“待ってました!”の展示会開催‼ 関口

東北5支店が総力を挙げ2年ぶりに

 広域問屋の関口が3月2日、春の大見本市展示会をサンフェスタ仙台(仙台市若林区)で開催した。東北5支店による展示会は40年を超える歴史を持つが、2019年の秋以来、コロナ禍で2年間の空白を余儀なくされてきた。蔓延防止措置期間中での開催だったが、今回のメーカーのブース出展は93社。製品のみの出品を含めると約130社の製品を揃えた。会場への来場者は1社2名の限定で、100社、190余名。何時もとは違う静謐の中で、メーカーとの直接の商談と、情報交換が活発に展開された。

 待望の開催だった。2月23日に本社分を宇都宮市(14日付け本紙既報)で実施し、1週間のインターバルで東北5支店の展示会が開催できた。

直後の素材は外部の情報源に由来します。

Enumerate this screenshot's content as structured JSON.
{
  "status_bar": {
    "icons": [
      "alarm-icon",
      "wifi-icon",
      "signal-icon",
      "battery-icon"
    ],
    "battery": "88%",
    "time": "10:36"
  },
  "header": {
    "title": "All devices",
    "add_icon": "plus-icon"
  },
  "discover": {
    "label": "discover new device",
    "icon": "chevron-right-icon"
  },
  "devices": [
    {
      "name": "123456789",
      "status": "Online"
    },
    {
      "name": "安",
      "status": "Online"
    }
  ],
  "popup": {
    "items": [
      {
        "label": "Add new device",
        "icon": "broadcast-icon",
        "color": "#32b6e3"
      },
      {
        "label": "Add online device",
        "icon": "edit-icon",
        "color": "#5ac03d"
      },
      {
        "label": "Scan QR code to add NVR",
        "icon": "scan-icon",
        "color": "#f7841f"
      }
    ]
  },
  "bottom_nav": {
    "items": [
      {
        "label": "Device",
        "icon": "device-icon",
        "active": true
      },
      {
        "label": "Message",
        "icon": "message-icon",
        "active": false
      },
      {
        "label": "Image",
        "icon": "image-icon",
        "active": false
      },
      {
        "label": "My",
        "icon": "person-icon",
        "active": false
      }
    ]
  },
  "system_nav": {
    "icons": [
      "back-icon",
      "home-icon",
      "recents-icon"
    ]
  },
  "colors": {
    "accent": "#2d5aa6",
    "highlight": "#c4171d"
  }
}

 会場は協同組合卸商センターの敷地内にあるサンフェスタ仙台で、新幹線の仙台駅から東に4キロほど。600坪のイベントホールには、50音順に93社のメーカーブースと、27もの提案ブースが、ゆったりとレイアウトされていた。天井高は7メートルを超え通路も広い。各ブースも通常なら3尺ほどだが、今回は倍近いサイズになった。これも“密”を避ける配慮である。

 「仙台市は経済活動に理解があり、2年ぶりの展示会が実現できた」と、関口快太郎社長。長年の取引先である小売業の顧客やメーカーから、展示会実施のリクエストは多々寄せられていたものの、苦渋の延期を繰り返してきた。「2年ぶり」の言葉には“やっと”の思いもこもっている。

 開催にあたって、前回の本社の展示会と同様、社員スタッフに抗原検査をおこない“全員陰性”を確認している。また、来場者にも1社2名の制限を設けた。

 「オミクロン株の感染力は強いものの、重症化リスクは低いということもあり、カナカンさん、アクセスさん、スーパーマーケットトレードショーなどの展示会が実施されたことで、自信を深めた。恒例の展示会を楽しみにしておられるお客様の要望と、新規のお客様に弊社に何ができるのかを見て頂きたく、ギリギリまで状況を見極めながら決行を決断した」(関口社長)。

 感染に対する防御策は万全を期した。そのため、顧客への飲食の提供を見送った。関口伝統の手厚い“おもてなし”は、展示会の大切な要素だったが、感染に対する温度差が東北では、かなり大きいことから見送らざるを得なかった。

 また、今回は人数制限を設けたため、以前のような団体が醸す熱気はない。その分、落ち着いてやり取りが十分できる、とのメーカーサイドの声が聞かれた。さらには、近年はWeb商談が多くなっているため、同業のライバルやカテゴリーを超えた他社の顔なじみと出会える場がなくなっていたため、“久しぶりに情報交換ができた”との声も多く聞かれた。